ASTM and ISO standard tests — for moisture vapor transmission and oxygen transmission, standardized test methods (ASTM E96, ASTM D3985) provide comparative permeability data useful for adhesive selection.
Design and Selection Strategies
Specify permeability along with mechanical properties. For barrier-critical applications, gas permeability to the relevant gases (water vapor, oxygen, N2, He, fuel vapor) should be in the adhesive specification and tested on representative cured samples.
Match adhesive Tg to service requirements. Operating below the adhesive Tg maintains glassy-state permeability, which is much lower than rubbery-state permeability. For a hermetic seal that must function at elevated temperature, a high-Tg adhesive maintains low permeability at service temperature.
Maximize filler loading for barrier applications. Heavily filled adhesives have lower gas permeability. For joints that must also meet mechanical requirements, the tradeoff between filler content and mechanical toughness must be managed, but filler loading should be maximized within mechanical constraints.

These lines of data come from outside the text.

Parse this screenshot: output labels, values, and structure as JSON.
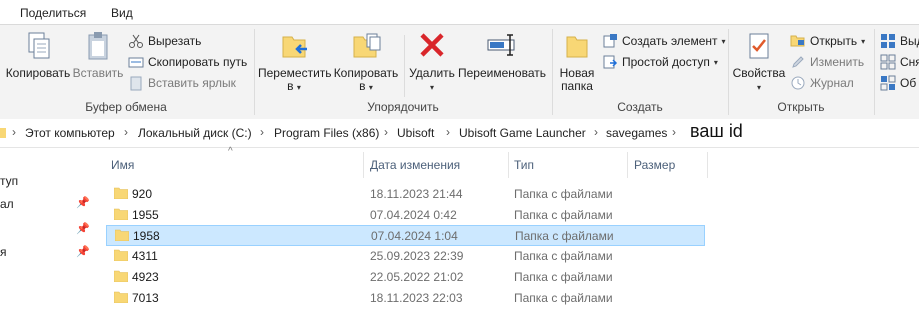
{
  "tabs": [
    "Поделиться",
    "Вид"
  ],
  "clipboard": {
    "copy": "Копировать",
    "paste": "Вставить",
    "cut": "Вырезать",
    "copy_path": "Скопировать путь",
    "paste_shortcut": "Вставить ярлык",
    "group": "Буфер обмена"
  },
  "organize": {
    "move_to": "Переместить",
    "move_to_2": "в",
    "copy_to": "Копировать",
    "copy_to_2": "в",
    "delete": "Удалить",
    "rename": "Переименовать",
    "group": "Упорядочить"
  },
  "new": {
    "new_folder": "Новая",
    "new_folder_2": "папка",
    "new_item": "Создать элемент",
    "easy_access": "Простой доступ",
    "group": "Создать"
  },
  "open": {
    "properties": "Свойства",
    "open": "Открыть",
    "edit": "Изменить",
    "history": "Журнал",
    "group": "Открыть"
  },
  "select": {
    "select_all": "Выд",
    "select_none": "Сня",
    "invert": "Об"
  },
  "breadcrumbs": [
    "Этот компьютер",
    "Локальный диск (C:)",
    "Program Files (x86)",
    "Ubisoft",
    "Ubisoft Game Launcher",
    "savegames"
  ],
  "address_note": "ваш id",
  "nav": [
    "туп",
    "ал",
    "",
    "я"
  ],
  "columns": {
    "name": "Имя",
    "date": "Дата изменения",
    "type": "Тип",
    "size": "Размер"
  },
  "files": [
    {
      "name": "920",
      "date": "18.11.2023 21:44",
      "type": "Папка с файлами"
    },
    {
      "name": "1955",
      "date": "07.04.2024 0:42",
      "type": "Папка с файлами"
    },
    {
      "name": "1958",
      "date": "07.04.2024 1:04",
      "type": "Папка с файлами"
    },
    {
      "name": "4311",
      "date": "25.09.2023 22:39",
      "type": "Папка с файлами"
    },
    {
      "name": "4923",
      "date": "22.05.2022 21:02",
      "type": "Папка с файлами"
    },
    {
      "name": "7013",
      "date": "18.11.2023 22:03",
      "type": "Папка с файлами"
    }
  ],
  "colors": {
    "selection": "#cce8ff",
    "selection_border": "#99d1ff",
    "folder": "#f8d775",
    "delete": "#d9262b"
  }
}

Use thick bondlines where possible. For a given permeability, thicker bondlines transmit less gas per unit area per unit time because the concentration gradient (driving force for permeation) is lower.
Incure’s Barrier Adhesive Products
Incure formulates adhesives for hermetic, vacuum, and barrier applications with characterized gas permeability. Products are specified with relevant permeation data for moisture vapor, oxygen, and helium to support hermeticity-critical application design.
Contact Our Team to discuss gas permeation requirements in your sealed assembly and identify Incure products with appropriate barrier performance.
Conclusion
Gas permeation through adhesive layers is governed by the diffusion and solubility of the permeating gas in the adhesive polymer. High permeability causes hermeticity failure in electronic packages, vacuum contamination in vacuum systems, and regulatory compliance failures in fuel system assemblies. Preventing gas permeation problems requires selecting adhesives with high crosslink density, high Tg relative to service temperature, appropriate filler loading, and validated permeability testing — with permeability specified alongside mechanical properties in the adhesive design requirements.